1911 Lur moto 3 1-2 196

Nouveau moteur sur la 3 HP 1/2 avec un cylindre désormais boulonné sur le carter-moteur en place de deux tirants devant et derrière ce cylindre. La magnéto (entraînement par pignons) pouvait équiper cette machine moyennant un supplément de 150 F, de même que la fourche élastique L-C (45 F).

1911 Lur bi de compé199

Proposée en Touriste (Santé !) ou en Course, la grosse bicylindre de 7 HP n'est plus disponible en 5 HP. Son moteur pourrait avoir été "rajeuni" comme celui de la 3 HP 1/2 par un montage du cylindre boulonné sur le carter-moteur (à vérifier sur pièce un jour ?). Deux options pour le carburateur soit un Claudel soit un Longuemare. Présente sur cette illustration, la magnéto reste un supplément en légère augmentation à 210 F au lieu de 200, mais le prix de la machine reste toujours à 975 F. Il est aussi précisé qu'elle pouvait être livrée avec des repose-pieds ou des... pédales.

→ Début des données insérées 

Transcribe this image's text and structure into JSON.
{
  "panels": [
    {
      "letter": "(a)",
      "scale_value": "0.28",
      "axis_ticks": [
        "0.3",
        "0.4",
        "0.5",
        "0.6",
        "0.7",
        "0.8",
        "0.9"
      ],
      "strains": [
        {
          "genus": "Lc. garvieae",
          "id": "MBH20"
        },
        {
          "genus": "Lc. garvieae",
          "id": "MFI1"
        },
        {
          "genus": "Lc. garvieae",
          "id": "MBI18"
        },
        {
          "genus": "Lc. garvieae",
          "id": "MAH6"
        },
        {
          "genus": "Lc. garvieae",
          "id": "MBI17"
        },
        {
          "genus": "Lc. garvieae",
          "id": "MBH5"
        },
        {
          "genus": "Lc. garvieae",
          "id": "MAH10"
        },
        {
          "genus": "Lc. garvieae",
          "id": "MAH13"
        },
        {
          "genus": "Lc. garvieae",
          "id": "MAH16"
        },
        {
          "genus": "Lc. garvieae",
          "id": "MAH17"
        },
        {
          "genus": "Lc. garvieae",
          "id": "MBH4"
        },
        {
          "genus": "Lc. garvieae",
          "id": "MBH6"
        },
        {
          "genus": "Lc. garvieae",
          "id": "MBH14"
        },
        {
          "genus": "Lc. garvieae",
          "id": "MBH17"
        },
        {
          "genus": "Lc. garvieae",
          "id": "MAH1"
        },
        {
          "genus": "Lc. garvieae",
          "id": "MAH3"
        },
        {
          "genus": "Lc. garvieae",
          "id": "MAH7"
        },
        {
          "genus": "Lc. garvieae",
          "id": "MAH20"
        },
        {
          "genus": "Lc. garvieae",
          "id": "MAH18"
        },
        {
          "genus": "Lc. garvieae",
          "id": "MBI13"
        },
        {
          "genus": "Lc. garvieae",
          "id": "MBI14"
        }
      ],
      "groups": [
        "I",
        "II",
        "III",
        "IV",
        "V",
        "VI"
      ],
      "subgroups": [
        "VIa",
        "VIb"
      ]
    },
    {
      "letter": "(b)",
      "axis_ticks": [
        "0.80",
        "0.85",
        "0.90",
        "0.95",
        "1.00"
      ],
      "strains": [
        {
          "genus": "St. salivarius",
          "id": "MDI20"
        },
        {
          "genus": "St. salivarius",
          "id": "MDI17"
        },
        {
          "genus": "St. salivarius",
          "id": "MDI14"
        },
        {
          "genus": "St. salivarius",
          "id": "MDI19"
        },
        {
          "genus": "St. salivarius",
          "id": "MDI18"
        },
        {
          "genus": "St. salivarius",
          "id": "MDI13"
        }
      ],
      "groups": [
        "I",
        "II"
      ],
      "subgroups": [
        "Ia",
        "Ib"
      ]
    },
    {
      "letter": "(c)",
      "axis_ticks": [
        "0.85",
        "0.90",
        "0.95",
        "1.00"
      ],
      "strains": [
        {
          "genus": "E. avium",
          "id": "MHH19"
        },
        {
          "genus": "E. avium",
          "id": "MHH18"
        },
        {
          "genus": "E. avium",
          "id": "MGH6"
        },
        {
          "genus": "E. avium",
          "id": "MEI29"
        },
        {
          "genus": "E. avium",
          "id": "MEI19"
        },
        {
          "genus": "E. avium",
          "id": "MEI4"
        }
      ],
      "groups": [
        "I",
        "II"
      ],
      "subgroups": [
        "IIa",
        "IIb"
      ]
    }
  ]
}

"REMISES AUX AGENTS : 15 % pour les automobiles et 25 % pour les motos". Il semblerait qu'il était plus difficile de trouver des revendeurs pour la moto que pour l'automobile...

1912-Lur-catalogue228.jpg

Bien que figurent encore des motocyclettes et un tri-car au programme L-C, l'orientation de la marque est clairement indiquée par la couverture de ce catalogue au rayonnant lettrage argenté. La présence du "cyclecar" à Gaillon en 1911 annonçait une suite en 1912 sous forme d'une "Torpédo - Sport". Le caractère "sport" est sans doute justifié par les deux baquets et une carrosserie à une seule porte. En revanche, le caractère sportif de la conduite devait être bien réel, provoqué par l'essieu avant sur cheville ouvrière, une technique directement issue de la charronnerie agricole. Sans évoquer le terme honni de dérapage, "les virages ne se font pas alors correctement, concédait La Vie Automobile à propos de ce type de direction, ajoutant que « le léger glissement qui en résulte pour l’une des roues est absolument négligeable" !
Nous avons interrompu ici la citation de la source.